Potential Cure for Type 1 Diabetes on the Horizon with Immune System Reprogramming
Researchers at the Medical University of South Carolina (MUSC) are pioneering a novel approach to treating and potentially curing type 1 diabetes (T1D). Led by Dr. Leonardo Ferreira, the team is leveraging a $1 million grant from Breakthrough T1D to develop a two-part cellular therapy that aims to restore insulin production without the need for lifelong immunosuppressant drugs.
Understanding Type 1 Diabetes
Type 1 diabetes is an autoimmune condition affecting approximately 1.5 million Americans, according to the Centers for Disease Control and Prevention . In T1D, the body’s immune system mistakenly attacks and destroys insulin-producing beta cells in the pancreas. Without insulin, the body cannot regulate blood sugar levels, leading to potentially serious complications like nerve damage, blindness, coma, and even death .
A Novel Two-Part Cellular Therapy
The research team’s strategy focuses on addressing the two major challenges in T1D treatment: a shortage of functional beta cells and immune rejection of transplanted cells. To overcome the donor tissue limitations, the team is producing stem cell-derived islet cells in the laboratory.
The core of the innovation lies in Dr. Ferreira’s expertise in engineering the immune system. Regulatory T cells (Tregs) play a crucial role in controlling immune responses and preventing autoimmune attacks. The team modifies these Tregs using chimeric antigen receptors (CARs), essentially creating a “GPS signal” that directs them to specific surface proteins on the transplanted beta cells .
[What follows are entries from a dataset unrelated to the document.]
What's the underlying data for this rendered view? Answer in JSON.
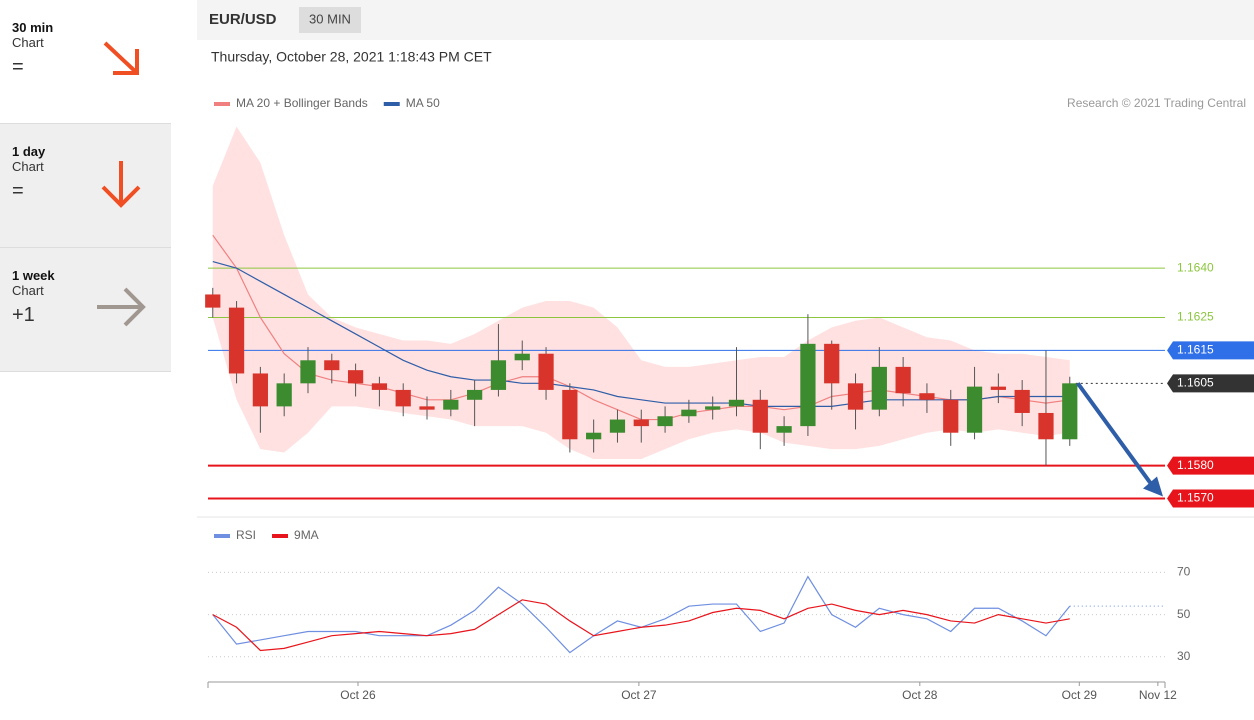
{
  "sidebar": {
    "items": [
      {
        "period": "30 min",
        "kind": "Chart",
        "sign": "="
      },
      {
        "period": "1 day",
        "kind": "Chart",
        "sign": "="
      },
      {
        "period": "1 week",
        "kind": "Chart",
        "sign": "+1"
      }
    ]
  },
  "header": {
    "symbol": "EUR/USD",
    "timeframe": "30 MIN",
    "datetime": "Thursday, October 28, 2021 1:18:43 PM CET",
    "credit": "Research © 2021 Trading Central"
  },
  "chart_data": [
    {
      "type": "candlestick",
      "x": [
        0,
        1,
        2,
        3,
        4,
        5,
        6,
        7,
        8,
        9,
        10,
        11,
        12,
        13,
        14,
        15,
        16,
        17,
        18,
        19,
        20,
        21,
        22,
        23,
        24,
        25,
        26,
        27,
        28,
        29,
        30,
        31,
        32,
        33,
        34,
        35,
        36
      ],
      "open": [
        1.1632,
        1.1628,
        1.1608,
        1.1598,
        1.1605,
        1.1612,
        1.1609,
        1.1605,
        1.1603,
        1.1598,
        1.1597,
        1.16,
        1.1603,
        1.1612,
        1.1614,
        1.1603,
        1.1588,
        1.159,
        1.1594,
        1.1592,
        1.1595,
        1.1597,
        1.1598,
        1.16,
        1.159,
        1.1592,
        1.1617,
        1.1605,
        1.1597,
        1.161,
        1.1602,
        1.16,
        1.159,
        1.1604,
        1.1603,
        1.1596,
        1.1588
      ],
      "high": [
        1.1634,
        1.163,
        1.161,
        1.1608,
        1.1616,
        1.1614,
        1.1611,
        1.1607,
        1.1605,
        1.1601,
        1.1603,
        1.1606,
        1.1623,
        1.1618,
        1.1616,
        1.1605,
        1.1594,
        1.1597,
        1.1597,
        1.1598,
        1.16,
        1.1601,
        1.1616,
        1.1603,
        1.1595,
        1.1626,
        1.1618,
        1.1608,
        1.1616,
        1.1613,
        1.1605,
        1.1603,
        1.161,
        1.1608,
        1.1606,
        1.1615,
        1.1607
      ],
      "low": [
        1.1625,
        1.1605,
        1.159,
        1.1595,
        1.1602,
        1.1605,
        1.1601,
        1.1598,
        1.1595,
        1.1594,
        1.1595,
        1.1592,
        1.1601,
        1.1609,
        1.16,
        1.1584,
        1.1584,
        1.1587,
        1.1587,
        1.159,
        1.1593,
        1.1594,
        1.1595,
        1.1585,
        1.1586,
        1.1589,
        1.1597,
        1.1591,
        1.1595,
        1.1598,
        1.1596,
        1.1586,
        1.1588,
        1.1599,
        1.1592,
        1.158,
        1.1586
      ],
      "close": [
        1.1628,
        1.1608,
        1.1598,
        1.1605,
        1.1612,
        1.1609,
        1.1605,
        1.1603,
        1.1598,
        1.1597,
        1.16,
        1.1603,
        1.1612,
        1.1614,
        1.1603,
        1.1588,
        1.159,
        1.1594,
        1.1592,
        1.1595,
        1.1597,
        1.1598,
        1.16,
        1.159,
        1.1592,
        1.1617,
        1.1605,
        1.1597,
        1.161,
        1.1602,
        1.16,
        1.159,
        1.1604,
        1.1603,
        1.1596,
        1.1588,
        1.1605
      ],
      "up_color": "#3d8b2f",
      "down_color": "#d9342b",
      "series": [
        {
          "name": "MA 20 + Bollinger Bands",
          "color": "#f08080",
          "values": [
            1.165,
            1.164,
            1.1625,
            1.1614,
            1.1608,
            1.1606,
            1.1605,
            1.1604,
            1.1602,
            1.16,
            1.16,
            1.1602,
            1.1605,
            1.1607,
            1.1607,
            1.1604,
            1.16,
            1.1597,
            1.1594,
            1.1594,
            1.1596,
            1.1597,
            1.1598,
            1.1598,
            1.1597,
            1.1598,
            1.1601,
            1.1602,
            1.1603,
            1.1602,
            1.1601,
            1.16,
            1.16,
            1.1601,
            1.16,
            1.1599,
            1.16
          ]
        },
        {
          "name": "MA 50",
          "color": "#2f5ea8",
          "values": [
            1.1642,
            1.164,
            1.1636,
            1.1632,
            1.1628,
            1.1624,
            1.162,
            1.1616,
            1.1612,
            1.1609,
            1.1607,
            1.1606,
            1.1606,
            1.1605,
            1.1605,
            1.1604,
            1.1603,
            1.1601,
            1.16,
            1.1599,
            1.1599,
            1.1599,
            1.1599,
            1.1598,
            1.1598,
            1.1598,
            1.1598,
            1.1599,
            1.16,
            1.16,
            1.16,
            1.16,
            1.16,
            1.1601,
            1.1601,
            1.1601,
            1.1601
          ]
        }
      ],
      "bands": {
        "color": "#ffdcdc",
        "upper": [
          1.1665,
          1.1683,
          1.1672,
          1.165,
          1.1632,
          1.1625,
          1.1622,
          1.162,
          1.1618,
          1.1618,
          1.1617,
          1.162,
          1.1624,
          1.1628,
          1.163,
          1.163,
          1.1628,
          1.1622,
          1.1612,
          1.161,
          1.161,
          1.1611,
          1.1612,
          1.1613,
          1.1613,
          1.1618,
          1.1622,
          1.1624,
          1.1625,
          1.1622,
          1.1619,
          1.1618,
          1.1615,
          1.1614,
          1.1614,
          1.1613,
          1.1612
        ],
        "lower": [
          1.1625,
          1.16,
          1.1585,
          1.1584,
          1.159,
          1.1598,
          1.1598,
          1.1597,
          1.1596,
          1.1595,
          1.1594,
          1.1592,
          1.1592,
          1.1592,
          1.159,
          1.1585,
          1.1582,
          1.1582,
          1.1582,
          1.1585,
          1.1588,
          1.159,
          1.1591,
          1.159,
          1.1587,
          1.1586,
          1.1585,
          1.1585,
          1.1586,
          1.1588,
          1.159,
          1.1591,
          1.159,
          1.1591,
          1.159,
          1.1589,
          1.159
        ]
      },
      "levels": [
        {
          "value": 1.164,
          "label": "1.1640",
          "color": "#8cc63f",
          "style": "target"
        },
        {
          "value": 1.1625,
          "label": "1.1625",
          "color": "#8cc63f",
          "style": "target"
        },
        {
          "value": 1.1615,
          "label": "1.1615",
          "color": "#2f6fe8",
          "style": "pivot"
        },
        {
          "value": 1.1605,
          "label": "1.1605",
          "color": "#333333",
          "style": "last"
        },
        {
          "value": 1.158,
          "label": "1.1580",
          "color": "#e8141b",
          "style": "support"
        },
        {
          "value": 1.157,
          "label": "1.1570",
          "color": "#e8141b",
          "style": "support"
        }
      ],
      "xlim": [
        -0.2,
        40
      ],
      "ylim": [
        1.1565,
        1.1685
      ]
    },
    {
      "type": "line",
      "x": [
        0,
        1,
        2,
        3,
        4,
        5,
        6,
        7,
        8,
        9,
        10,
        11,
        12,
        13,
        14,
        15,
        16,
        17,
        18,
        19,
        20,
        21,
        22,
        23,
        24,
        25,
        26,
        27,
        28,
        29,
        30,
        31,
        32,
        33,
        34,
        35,
        36
      ],
      "series": [
        {
          "name": "RSI",
          "color": "#6f8fe0",
          "values": [
            50,
            36,
            38,
            40,
            42,
            42,
            42,
            40,
            40,
            40,
            45,
            52,
            63,
            55,
            44,
            32,
            40,
            47,
            44,
            48,
            54,
            55,
            55,
            42,
            46,
            68,
            50,
            44,
            53,
            50,
            48,
            42,
            53,
            53,
            47,
            40,
            54
          ]
        },
        {
          "name": "9MA",
          "color": "#e8141b",
          "values": [
            50,
            44,
            33,
            34,
            37,
            40,
            41,
            42,
            41,
            40,
            41,
            43,
            50,
            57,
            55,
            47,
            40,
            42,
            44,
            45,
            47,
            51,
            53,
            52,
            48,
            53,
            55,
            52,
            50,
            52,
            50,
            47,
            46,
            50,
            48,
            46,
            48
          ]
        }
      ],
      "xlim": [
        -0.2,
        40
      ],
      "ylim": [
        19,
        83
      ],
      "yticks": [
        30,
        50,
        70
      ],
      "xticks": [
        {
          "value": 6.1,
          "label": "Oct 26"
        },
        {
          "value": 17.9,
          "label": "Oct 27"
        },
        {
          "value": 29.7,
          "label": "Oct 28"
        },
        {
          "value": 36.4,
          "label": "Oct 29"
        },
        {
          "value": 39.7,
          "label": "Nov 12"
        }
      ]
    }
  ]
}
Once localized, these engineered Tregs act as targeted “bodyguards,” protecting the beta cells from immune system attack. This interaction functions like a lock and key, signaling the immune system to stand down and preserve insulin production.
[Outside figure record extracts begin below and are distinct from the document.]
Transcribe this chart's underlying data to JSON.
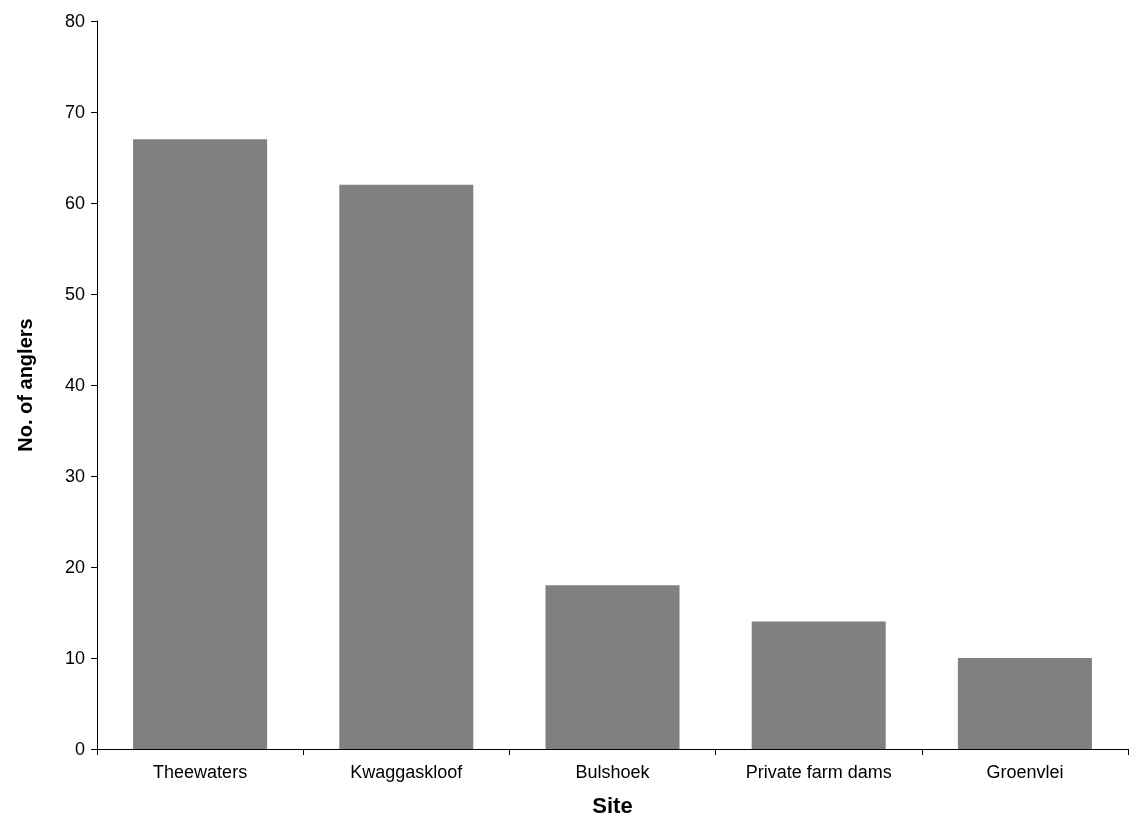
{
  "chart_data": {
    "type": "bar",
    "xlabel": "Site",
    "ylabel": "No. of anglers",
    "categories": [
      "Theewaters",
      "Kwaggaskloof",
      "Bulshoek",
      "Private farm dams",
      "Groenvlei"
    ],
    "values": [
      67,
      62,
      18,
      14,
      10
    ],
    "color": "#808080",
    "ylim": [
      0,
      80
    ],
    "yticks": [
      0,
      10,
      20,
      30,
      40,
      50,
      60,
      70,
      80
    ],
    "grid": false
  }
}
Eliminating the Need for Immunosuppressants
A significant advantage of this combined cellular therapy is the potential to eliminate the need for immunosuppressive drugs. These drugs, although necessary after traditional transplants, carry substantial long-term risks, particularly for children. The lab-produced beta cells also offer a scalable and reliable supply, addressing the current shortage of donor tissue. Currently, a single transplant often requires cells from three or four donors, whereas the engineered beta cells can be manufactured, frozen, and stored without losing quality.
The Path Forward: Testing and Long-Term Impact
While promising, this therapy requires further research before clinical use. Researchers are currently investigating the durability of the protective effects, having observed benefits lasting up to one month in preclinical studies using humanized mice . The new funding will support efforts to extend this protection, improve delivery methods, and explore the potential of multiple doses for longer-lasting results.
“We’re trying to develop a therapy that would perform for all people with type 1 diabetes at every stage, even people who have had the disease for many years and have no beta cells left,” said Dr. Ferreira .
Beyond Diabetes: A Framework for Regenerative Medicine
This research extends beyond T1D, offering a potential framework for regenerative medicine and immune-based therapies. Dr. Ferreira believes this approach could fundamentally change how medicine is practiced, shifting from symptom management to replacing missing cells and ultimately understanding the root causes of autoimmune diseases.